You know how after major sport championships or award shows or season finales, publications will do these “winners and losers” lists from said event? There were plenty of these lists after the Oscars but if any of these lists are honest, they’ll list in the “winner” category any entertainment writer, because that Will Smith–Chris Rock slapfest was a content bonanza for anyone who has a hot take in them.
At the highbrow end, the slap signaled guaranteed content for any writer on Substack who knows the term “toxic masculinity” to write 3,000-word thinkpieces on what was basically a televised bar fight. Possible thesis titles include:
“More Alike Than Different: How Toxic Masculinity Unites Will Smith and Vladimir Putin”
“Stand-Up Comedy’s Relationship With Health and Disability”
“The Rorschach Slap: How Your Reaction to the Oscars Fight Defines You as a Person”
“Everybody’s PTSD: How to Insert Yourself in Someone Else’s Drama and Make It All About You”
“What We Talk About When We Talk About Chris Rock Making a Joke About Jada Pinkett-Smith’s Alopecia and Then Will Smith Punching Chris Rock”
These pieces make many of the same points over and over again with subtle variations, like a slight color adjustment in Photoshop. Each piece is a great way to fill editorial space. Each writer believes his piece is the defining one.
At the middlebrow end, you’ll have Jezebel or some other godforsaken website lecturing us that if we haven’t denounced Will Smith yet on social media, it means we tolerate all forms of violence. Or they’ll go Zapruder on Jada and Will’s facial expressions after the joke. Or they’ll do a thorough forensic analysis of Smith’s apology, breaking out the electron microscope to see if an apology that’s not meant for them expresses the proper contrition down to the atomic level.

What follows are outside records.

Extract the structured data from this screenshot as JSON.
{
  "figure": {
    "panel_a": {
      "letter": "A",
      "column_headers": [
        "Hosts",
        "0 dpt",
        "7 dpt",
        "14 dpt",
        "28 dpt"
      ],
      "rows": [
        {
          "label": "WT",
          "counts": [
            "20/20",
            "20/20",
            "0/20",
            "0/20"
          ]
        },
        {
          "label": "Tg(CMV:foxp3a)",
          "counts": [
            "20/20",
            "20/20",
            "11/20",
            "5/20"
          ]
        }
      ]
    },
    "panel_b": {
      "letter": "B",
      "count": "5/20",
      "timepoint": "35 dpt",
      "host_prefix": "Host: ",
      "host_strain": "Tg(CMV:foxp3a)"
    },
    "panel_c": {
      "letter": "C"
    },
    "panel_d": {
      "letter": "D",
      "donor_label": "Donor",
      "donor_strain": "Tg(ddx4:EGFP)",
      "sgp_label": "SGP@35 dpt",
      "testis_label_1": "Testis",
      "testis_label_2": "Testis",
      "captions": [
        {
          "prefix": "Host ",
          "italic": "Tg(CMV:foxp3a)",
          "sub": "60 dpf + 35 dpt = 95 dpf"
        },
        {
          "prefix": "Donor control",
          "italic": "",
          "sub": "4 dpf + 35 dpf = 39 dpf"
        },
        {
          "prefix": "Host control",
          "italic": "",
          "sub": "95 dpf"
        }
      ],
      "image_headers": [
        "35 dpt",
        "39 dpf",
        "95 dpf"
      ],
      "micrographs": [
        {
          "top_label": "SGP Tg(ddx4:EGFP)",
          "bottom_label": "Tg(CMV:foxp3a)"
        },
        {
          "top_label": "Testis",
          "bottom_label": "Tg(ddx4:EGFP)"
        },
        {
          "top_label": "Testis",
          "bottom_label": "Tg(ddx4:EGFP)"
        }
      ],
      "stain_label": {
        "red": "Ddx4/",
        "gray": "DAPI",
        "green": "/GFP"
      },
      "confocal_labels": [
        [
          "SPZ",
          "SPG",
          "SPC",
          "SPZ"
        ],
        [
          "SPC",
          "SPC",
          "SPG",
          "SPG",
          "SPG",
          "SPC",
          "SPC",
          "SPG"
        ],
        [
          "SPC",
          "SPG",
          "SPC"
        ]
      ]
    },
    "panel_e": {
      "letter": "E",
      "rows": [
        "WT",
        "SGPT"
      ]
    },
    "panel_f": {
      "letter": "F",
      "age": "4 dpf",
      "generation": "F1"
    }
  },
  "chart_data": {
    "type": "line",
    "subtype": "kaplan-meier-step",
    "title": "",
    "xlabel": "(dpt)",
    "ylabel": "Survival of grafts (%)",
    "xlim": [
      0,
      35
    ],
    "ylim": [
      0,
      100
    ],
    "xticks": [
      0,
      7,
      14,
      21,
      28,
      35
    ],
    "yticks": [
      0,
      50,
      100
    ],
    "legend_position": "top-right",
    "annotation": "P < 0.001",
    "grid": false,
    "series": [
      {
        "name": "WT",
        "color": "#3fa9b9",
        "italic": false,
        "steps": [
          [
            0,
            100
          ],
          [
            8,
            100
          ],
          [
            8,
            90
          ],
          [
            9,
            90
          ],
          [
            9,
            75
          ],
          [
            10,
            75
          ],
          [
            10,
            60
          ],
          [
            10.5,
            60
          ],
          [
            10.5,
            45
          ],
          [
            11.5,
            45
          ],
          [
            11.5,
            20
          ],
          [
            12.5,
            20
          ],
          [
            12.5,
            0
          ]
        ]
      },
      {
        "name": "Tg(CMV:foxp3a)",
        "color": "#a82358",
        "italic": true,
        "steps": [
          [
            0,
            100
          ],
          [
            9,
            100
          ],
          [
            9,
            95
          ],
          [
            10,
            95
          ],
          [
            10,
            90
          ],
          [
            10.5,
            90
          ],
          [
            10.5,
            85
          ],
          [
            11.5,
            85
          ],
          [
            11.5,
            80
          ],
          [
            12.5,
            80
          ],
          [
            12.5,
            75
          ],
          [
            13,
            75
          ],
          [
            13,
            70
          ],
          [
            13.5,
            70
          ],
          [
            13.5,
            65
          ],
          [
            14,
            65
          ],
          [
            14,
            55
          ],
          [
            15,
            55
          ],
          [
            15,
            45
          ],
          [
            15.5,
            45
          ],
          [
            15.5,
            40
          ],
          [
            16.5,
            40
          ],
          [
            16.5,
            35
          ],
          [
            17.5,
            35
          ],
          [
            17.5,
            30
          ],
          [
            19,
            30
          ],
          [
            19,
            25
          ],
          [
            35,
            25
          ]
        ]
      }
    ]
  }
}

At the lowbrow end, the slap gave writers the easiest, laziest possible way to fill content: Grab a bunch of Twitter reactions from celebrities and paste them into your content management system. These range from pithy, witty comments to deadly serious Gandhi-level denunciations of violence. Ooh, what did Chrissy Teigen say?! Then add a little of your own commentary, and you’ve got yourself an article, and some clicks.
Yesterday was Christmas morning for writers in this vein. It was probably the biggest content cornucopia since The Dress. The beauty of something like The Slap is, no take can be too hot, no opinion can be too far out of proportion to the event, and nobody can yammer too much about it. The mill needs its grist.